## 46 → 280 → 520 →  133 → 55  → 250 →133

### He also found that 12 had a fixed point attractor at 8208, ( 12 --> 17 --> 2402 --> 288 --> 8208 --> 8208 --> 8208 ) which means that 17, 21, 71, 102, 107, 170, 201, 210, 224, 242, 288, 422, 701, 710,828, 882 will all go to the same attractor (and of course many more).

I have now convinced myself that 13, 14, 15, 16, 18, 19,   go to the same cycle as 2 through 9 so now 2 through 9, 11, 13, 14, 15, 16, 18, 19, 20, 22, 23, 24, 25, 26,27, 28, 29, 30, 31, 32, 33, 34, 35, 36, 37, 38, 39, 40, 41, 42, 43, 44, 50, 51, 52, 56, 62, 65, 72, 81, 91 101, 111, 200...
All end in the cycle (13139 --> 6725 --> 4338 --> 4514 --> 1138 --> 4179 --> 9219 --> 13139...

### If my calculating does not contain any big errors, so far I have found end behavior for the following numbers under 50:

Two  have fixed attractors at 1 (1,10)

### forty (listed above) end at the cycle (13139 --> 6725 --> 4338 --> 4514 --> 1138 --> 4179 --> 9219 --> 13139...

Three end in the fixed point 8208 (12, 17, 21 )

5 of the numbers are not yet checked. In time I will reduce these.

### Also, I found that there seems to be a fixed point where some numbers end up at, similar to what Pat found when cubing the digits. This number was 8,208, and satisfies the condition (ie 8^4 + 2^4 + 0^4 + 8^4 = 8208) . What numbers gave me 8,208? I computed a bit more than the first 200 digits (225 to be exact) and found the numbers 12, 17, 21, 46, 64, 71, 102, 107, 120, 137, 145, 154, 170, 173, 201, 210, and 224 (and of course 288) will get to 8,208 and stay there. Now, past these, it’s obvious that 317, 415, 514, 710, 701, 713, 422, etc. also work. When you cubed the digits, Pat found that you reach the number 153 and it repeats forever. However, Pat found that if you have any multiple of three, you will reach 153. There is a pattern there. I am sadly not able to find any pattern with these; they seem to be random, like the happy numbers when you square the digits (1, 7, 10, 13, 19, 23, 28…etc.).

Other four digit

### Another loop number these could go to is 13,139. With 13,139, there is a loop involved (13139 -- 6725 -- 4338 -- 4514 -- 1138 -- 4179 -- 9219 -- 13139…). This has happened with every number I haven’t mentioned (around 90% of the numbers I’ve tried).(lots of numbers take a very long time to drop into their cycle)

Going back to 8208, I keep wondering if there is another fixed point. When cubing the digits, there are five numbers that equal the sum of their digits cubed: 1, 153, 370, 371, and 407. When squaring the digits, there is only one number that equals the sum of its digits squared: 1. But, when taking the fourth power, I have only found two numbers that work: 1 and 8,208.  I do wonder if there are more or not; perhaps a good problem for a computer programmer because doing these manually, though possible, takes up a lot of time. (Derek didn't find the other two fixed point attractors, 1634 and 9474)

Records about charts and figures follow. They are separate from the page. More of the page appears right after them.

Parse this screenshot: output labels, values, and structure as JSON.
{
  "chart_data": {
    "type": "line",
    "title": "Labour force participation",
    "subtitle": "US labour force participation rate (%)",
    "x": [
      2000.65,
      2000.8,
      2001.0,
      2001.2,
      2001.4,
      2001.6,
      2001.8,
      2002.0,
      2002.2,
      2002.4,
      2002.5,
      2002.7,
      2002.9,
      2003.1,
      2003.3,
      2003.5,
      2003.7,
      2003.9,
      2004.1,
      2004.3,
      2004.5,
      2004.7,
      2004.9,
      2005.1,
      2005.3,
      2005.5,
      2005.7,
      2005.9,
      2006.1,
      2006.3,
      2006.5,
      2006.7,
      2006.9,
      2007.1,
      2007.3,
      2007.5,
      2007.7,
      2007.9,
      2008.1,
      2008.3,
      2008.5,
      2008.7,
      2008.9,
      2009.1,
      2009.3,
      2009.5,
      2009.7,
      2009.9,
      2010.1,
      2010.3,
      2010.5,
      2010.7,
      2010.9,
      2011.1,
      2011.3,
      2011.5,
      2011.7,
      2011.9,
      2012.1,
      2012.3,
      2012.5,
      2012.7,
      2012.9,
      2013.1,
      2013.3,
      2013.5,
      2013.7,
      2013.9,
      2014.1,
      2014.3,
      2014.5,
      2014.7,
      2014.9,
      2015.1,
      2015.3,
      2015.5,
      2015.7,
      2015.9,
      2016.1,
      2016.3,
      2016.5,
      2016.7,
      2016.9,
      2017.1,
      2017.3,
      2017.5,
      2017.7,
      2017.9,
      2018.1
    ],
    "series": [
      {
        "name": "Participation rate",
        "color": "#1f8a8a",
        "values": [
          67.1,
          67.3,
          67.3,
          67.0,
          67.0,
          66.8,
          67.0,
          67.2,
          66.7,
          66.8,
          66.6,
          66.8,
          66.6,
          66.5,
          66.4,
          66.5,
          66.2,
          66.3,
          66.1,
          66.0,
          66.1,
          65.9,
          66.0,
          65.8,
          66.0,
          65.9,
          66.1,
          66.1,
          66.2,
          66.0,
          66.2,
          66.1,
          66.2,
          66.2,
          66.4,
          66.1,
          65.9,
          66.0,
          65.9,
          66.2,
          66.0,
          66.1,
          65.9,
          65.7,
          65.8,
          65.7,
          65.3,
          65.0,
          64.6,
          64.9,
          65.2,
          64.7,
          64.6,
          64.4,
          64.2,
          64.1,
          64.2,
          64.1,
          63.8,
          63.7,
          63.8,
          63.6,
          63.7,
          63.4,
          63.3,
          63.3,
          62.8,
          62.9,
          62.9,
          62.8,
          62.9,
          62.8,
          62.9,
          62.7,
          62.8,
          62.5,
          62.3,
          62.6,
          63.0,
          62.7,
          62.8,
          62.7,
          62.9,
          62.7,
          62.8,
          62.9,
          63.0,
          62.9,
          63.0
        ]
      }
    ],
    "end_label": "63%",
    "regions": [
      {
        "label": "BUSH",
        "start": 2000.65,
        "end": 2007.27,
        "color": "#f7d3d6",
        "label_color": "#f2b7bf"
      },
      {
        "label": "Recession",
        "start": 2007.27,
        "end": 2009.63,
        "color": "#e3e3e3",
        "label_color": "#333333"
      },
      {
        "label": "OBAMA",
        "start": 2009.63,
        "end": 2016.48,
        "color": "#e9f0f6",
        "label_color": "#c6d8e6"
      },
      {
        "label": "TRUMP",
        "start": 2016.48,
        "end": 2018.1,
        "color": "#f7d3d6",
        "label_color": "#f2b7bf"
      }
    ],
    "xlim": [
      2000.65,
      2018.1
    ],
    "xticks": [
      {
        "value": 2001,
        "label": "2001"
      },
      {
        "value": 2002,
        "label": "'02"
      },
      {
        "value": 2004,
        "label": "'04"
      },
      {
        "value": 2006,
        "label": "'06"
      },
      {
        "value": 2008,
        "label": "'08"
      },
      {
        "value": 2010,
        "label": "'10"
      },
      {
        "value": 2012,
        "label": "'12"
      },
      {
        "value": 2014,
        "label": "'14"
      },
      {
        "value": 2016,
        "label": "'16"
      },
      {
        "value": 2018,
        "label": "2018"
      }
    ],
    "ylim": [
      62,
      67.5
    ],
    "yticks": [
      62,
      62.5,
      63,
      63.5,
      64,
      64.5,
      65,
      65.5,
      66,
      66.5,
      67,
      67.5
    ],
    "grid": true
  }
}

### It would seem that the only sum of four fourth powers that sum to 1634 are the actual digits of 1,6,3 and 4. My reasoning is that there can not be any digit greater than 6, since the fourth powers of 7,8, and 9 all exceed 1634.  No four digits picked from 0, 1, 2, 3, and 4 can have a sum large enough since 1634 exceeds 4 times 4^4 .  So there must be at least one five or one six, but not one of each , nor two sixes.  So we need only to check using one six and three less than 5, or one or two fives with the rest less than five. trying each of these combinations fails.

9474 seems to suffer a similar fate of attracting only the numbers made up of the same four digits.